Hillary Clinton Promises a ‘Very Contentious’ Campaign Against Donald Trump

3 minute read

Before Hillary Clinton took the stage in Sacramento on Sunday evening, drums were sounded furious and fast by percussionists from a local high school. Then Clinton, readying for war with a smile on her face, spelled out her plans for taking on Donald Trump in the 2016 election.

“We’re going to have a very contentious campaign because I am going to point out at every single moment that I can why the Republican nominee should never get near the White House,” Clinton said to cheers of several hundred supporters who waited in 100-degree heat before packing into a gymnasium at Sacramento City College.

Clinton accused Trump of running a campaign based on insults—against Mexican immigrants, Muslims, women and other constituencies, and quoted Abraham Lincoln: “A house divided against itself cannot stand.”

The speech, delivered in advance of the state’s Democratic primary on Tuesday, follows a cutting foreign policy speech on Thursday, in which Clinton portrayed Trump as inexperienced and lacking the temperament to be entrusted with the country’s nuclear codes. Those are themes she continued to hit on Sunday, amid reeling through policy agenda items that pleased the crowd, like promising to tackle climate change and pass gun control measures.

“I believe that Donald Trump is not qualified or temperamentally fit to be president,” she said.

Though Clinton had not technically clinched the delegates she needs to be the Democratic nominee, news broke during her speech on Sunday that she had beaten rival Bernie Sanders in the Puerto Rico primary, bringing her within a few dozen delegates of that horizon. With a double-digit lead in New Jersey, which also goes to the polls on Tuesday, Clinton is expected to be the nominee before polls close here, though losing the liberal bastion could sap her momentum and underscore anew the challenges she has faced exciting voters this year. Some polls have showed a tight race in California.

Like Clinton, most of the surrogates who spoke before she took the stage avoided mentioning Sanders’ name. Sacramento Mayor Kevin Johnson summed up the apparent threat level by politely dismissing the Vermont Senator, saying he’s “doing a good job.”
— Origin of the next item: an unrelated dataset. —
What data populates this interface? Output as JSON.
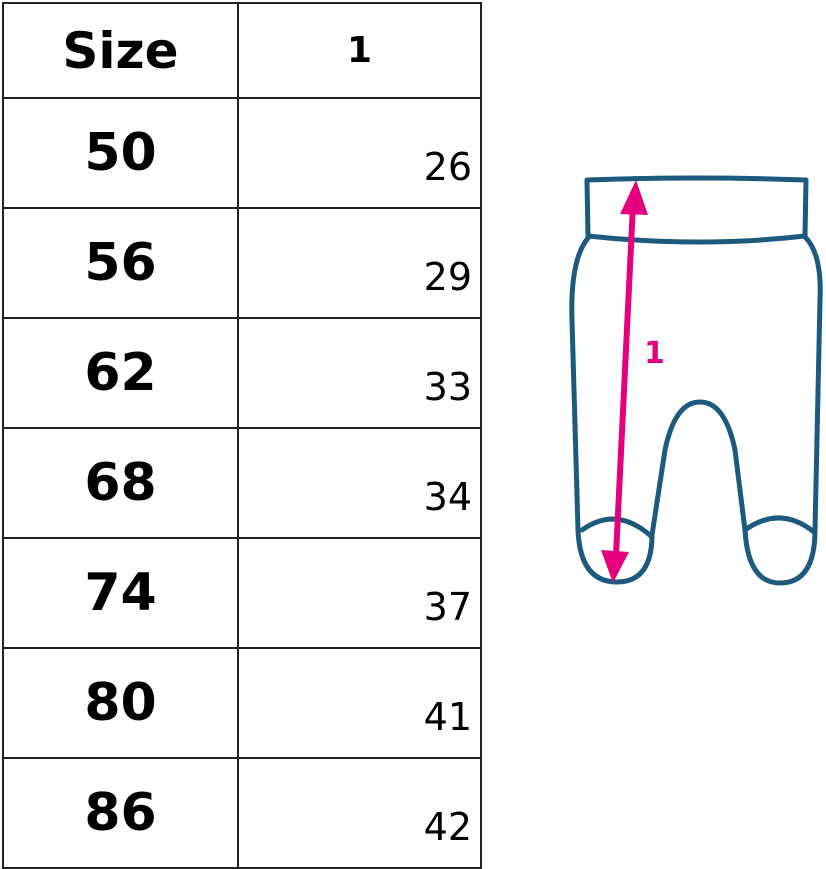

Speakers instead doubled- and tripled-down on the theme that the “stakes could not be higher” in this campaign, describing it as a choice between a safe-and-trusted candidate who runs on diversity like a car on gasoline, and a divisive, unpredictable cannon who could jeopardize “the future of our country and the future of the world,” as a former ambassador said. California Gov. Jerry Brown’s chief of staff described Trump as “he who shall not be named,” to the crowd’s delight, joking that he liked the sound of his own name too much.

Many of the attendees were avid Clinton supporters, while some were Sanders fans who had come to believe that Clinton is the candidate they’ll need to rally behind. But those present shared a distaste for the Republican alternative. “Hillary has the most incredible experience,” said Margaret Munson, a resident of nearby Penn Valley, Calif. “And she is not a bigoted, arrogant, immature, misogynistic type of person.”

“It’s Hillary or bust,” said a Sanders fan and local college student, Jay Moslehi. “Trump’s going to ruin everything.”